Today's main event is the US Employment Report (14:30 CET), featuring the nonfarm payrolls and the unemployment rate. While the previous report showed substantial upward revisions to employment growth, it also revealed a slowdown to 257K in January from 423K in November. The consensus expectation is a further deceleration in employment growth to 235K in February.
The FOMC sees a 200K+ figure as a healthy pace of employment growth, but it is also willing to tolerate a figure between 150K and 200K, as long as various measures of unemployment continue their decline during the course of the year.
Rabo Bank notes in a report on Friday:
- Our own econometric model, which takes into account the other labor market data for February that have been published earlier, is slightly below consensus with a 228K forecast.

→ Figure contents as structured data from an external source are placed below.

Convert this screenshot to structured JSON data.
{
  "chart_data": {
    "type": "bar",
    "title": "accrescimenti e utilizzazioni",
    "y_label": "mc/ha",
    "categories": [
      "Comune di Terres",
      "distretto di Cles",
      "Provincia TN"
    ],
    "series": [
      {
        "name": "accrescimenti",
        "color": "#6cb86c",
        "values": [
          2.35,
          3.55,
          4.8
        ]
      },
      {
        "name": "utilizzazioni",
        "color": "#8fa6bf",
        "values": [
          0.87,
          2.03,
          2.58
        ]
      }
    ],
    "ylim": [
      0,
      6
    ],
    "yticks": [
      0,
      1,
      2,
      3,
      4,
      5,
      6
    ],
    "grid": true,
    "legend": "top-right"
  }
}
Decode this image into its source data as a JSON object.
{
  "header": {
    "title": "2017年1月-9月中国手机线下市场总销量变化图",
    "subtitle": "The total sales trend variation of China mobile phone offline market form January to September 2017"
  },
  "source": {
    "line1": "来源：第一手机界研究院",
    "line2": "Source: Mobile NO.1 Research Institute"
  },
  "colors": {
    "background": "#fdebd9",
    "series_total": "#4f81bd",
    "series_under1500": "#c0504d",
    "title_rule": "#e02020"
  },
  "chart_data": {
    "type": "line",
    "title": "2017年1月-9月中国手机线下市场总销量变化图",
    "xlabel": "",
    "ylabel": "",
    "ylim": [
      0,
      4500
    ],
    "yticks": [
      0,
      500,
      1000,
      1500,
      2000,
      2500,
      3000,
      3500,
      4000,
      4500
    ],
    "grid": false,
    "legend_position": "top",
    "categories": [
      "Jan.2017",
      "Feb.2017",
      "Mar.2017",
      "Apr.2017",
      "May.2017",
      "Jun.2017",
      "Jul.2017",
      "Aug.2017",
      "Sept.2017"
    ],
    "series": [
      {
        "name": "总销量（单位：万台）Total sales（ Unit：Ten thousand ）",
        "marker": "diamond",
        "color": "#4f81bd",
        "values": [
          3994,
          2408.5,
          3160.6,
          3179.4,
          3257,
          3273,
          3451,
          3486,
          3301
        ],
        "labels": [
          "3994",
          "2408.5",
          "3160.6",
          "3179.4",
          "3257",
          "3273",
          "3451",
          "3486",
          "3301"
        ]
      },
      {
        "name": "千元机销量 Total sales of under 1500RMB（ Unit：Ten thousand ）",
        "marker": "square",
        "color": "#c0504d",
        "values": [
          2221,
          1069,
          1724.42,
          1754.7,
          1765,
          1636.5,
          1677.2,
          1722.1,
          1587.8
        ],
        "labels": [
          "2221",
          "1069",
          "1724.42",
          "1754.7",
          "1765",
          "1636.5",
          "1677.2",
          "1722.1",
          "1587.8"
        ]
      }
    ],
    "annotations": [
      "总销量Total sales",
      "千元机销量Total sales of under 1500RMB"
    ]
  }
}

In addition, our model forecasts a downward revision to the January figure.
- Payrolls are notoriously difficult to predict. Nonfarm payroll growth has been stronger than suggested by other labor market data, which does suggest some downside risk to the consensus expectation.
- The underemployment rate (U6) includes marginally attached workers and part-time workers for economic reasons.
- According to our calculations, if the FOMC were to have an implicit target for U6 it would probably be around 9.0-9.3%. In January, the underemployment rate stood at 11.3%, which suggests that there is still substantial slack in the labor market.